Sparta and Athens, the chief city-states, differed profoundly in their culture and politics. The Spartans conquered their neighbors and forced them to live as slaves, providing agricultural labor. To keep them in control, Sparta developed an austere culture based on maintaining an elite military force, with a ruling council of 28 elders.

Athens, on the other hand, gave wealthy men full political rights. A growing number were added as they could afford armor and weapons to serve in the army (a duty of all participants in government). By 450 BCE holders of public office were chosen by lot, and even the 10 military generals were elected. Since women, children, slaves, and foreigners had no vote, perhaps 10–12 percent of the estimated 300, 000 Athenians were participating in government.

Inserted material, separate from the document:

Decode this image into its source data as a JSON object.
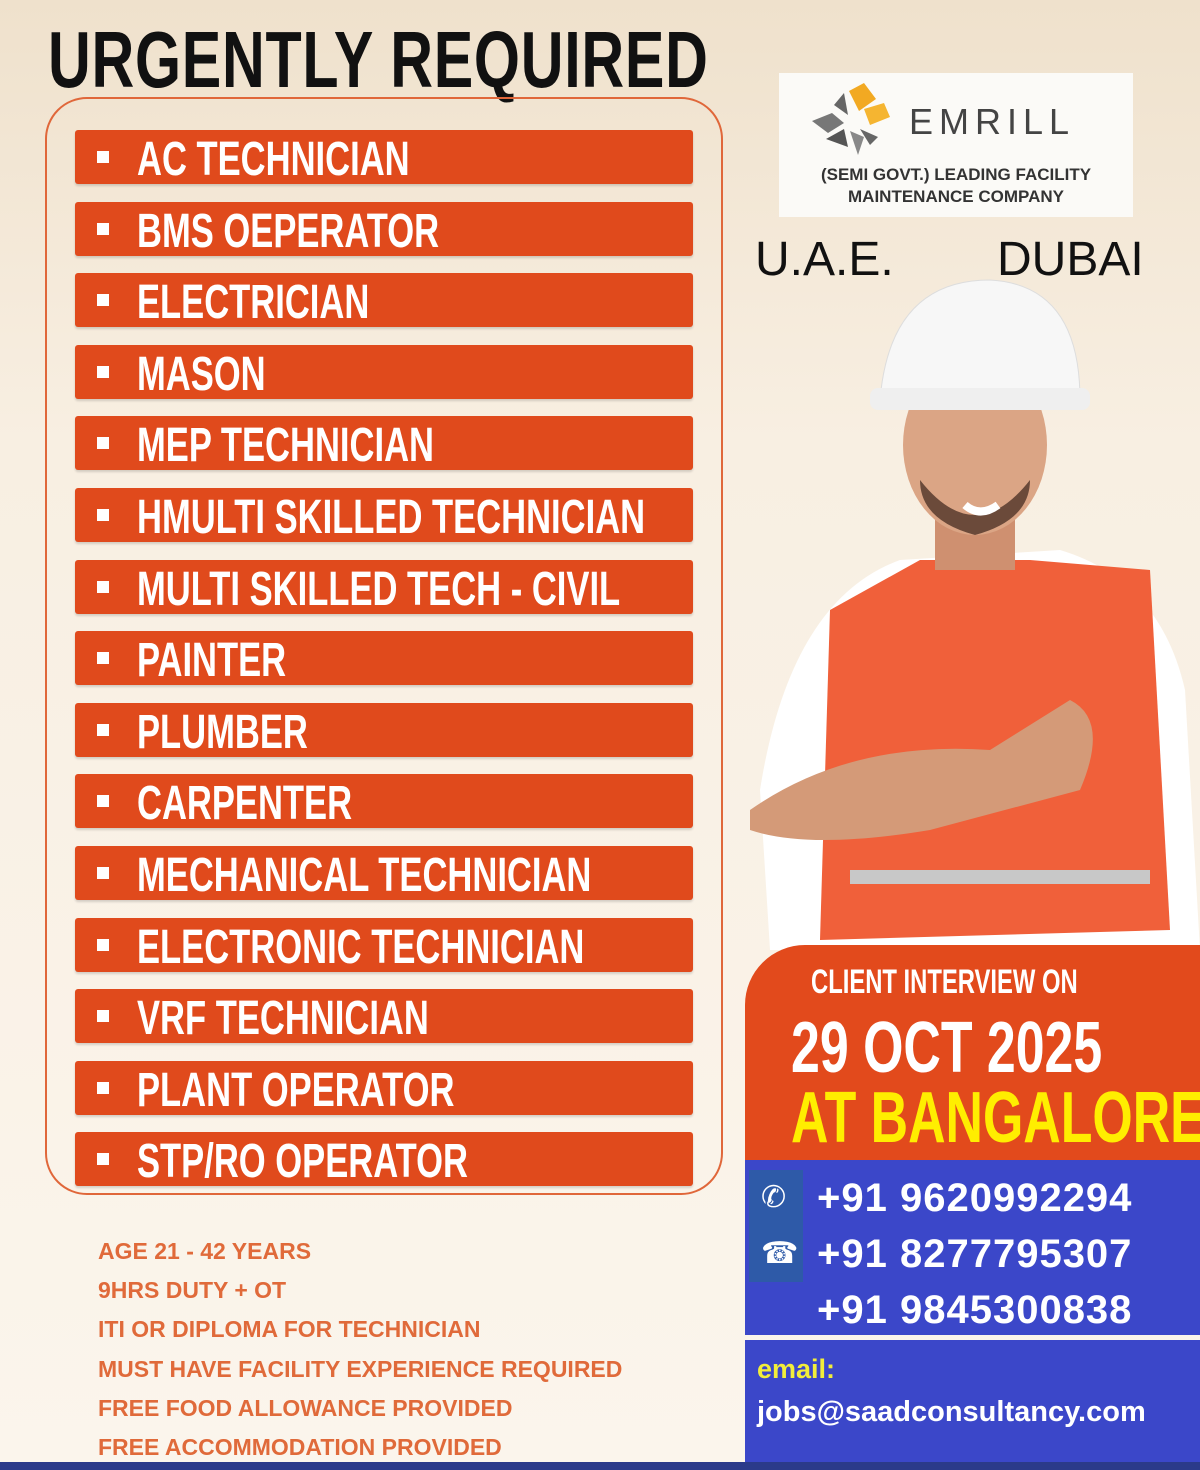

Five hundred years before the Common Era, the largest and wealthiest agrarian civilization in the world was the Persian Empire. It conquered some of the Greek colonies on the shores of Anatolia but when the Athenians fought the Persians, they won — on land at Marathon in 490 BCE and in great sea battles. A runner, Phidippides, carried the news of victory the 26 miles from Marathon to Athens and died after shouting, “Rejoice, we conquer.” (The day before he had run 140 miles to Sparta and back, asking for help, which for religious reasons the Spartans wouldn’t give until the Moon was full.) Phidippides’s effort 2, 500 years ago also spawned the 26.2-mile marathon running races that are so popular today.

After their victory over the Persians, Athens enjoyed a golden age of cultural creativity of some 150 years. The high tide of democratic participation took place under the elected general Pericles, who served 32 years in the mid-fifth century. Athenian merchants had earlier brought knowledge and ideas from Mesopotamia and Egypt; Athenian scientists, philosophers, and playwrights developed and combined cultural traditions that would later spread throughout Europe and serve as a foundation for Western culture. (Just for reference: the philosophers Socrates died in 399 BCE, Plato about 348 BCE, and Aristotle in 322 BCE.)

Of course, most Greeks did not have an advanced education; the literacy rate for that time is estimated at about 5 percent. The more educated Greeks believed in a pantheon of gods, headed by the sky god, Zeus, who emerged triumphant from the battle of the gods. (See the Greek origin story in Unit 1.) Many Greeks believed in mystery religions, which involved secrets known only to initiates and often entailed a savior whose death and resurrection would lead to salvation for followers.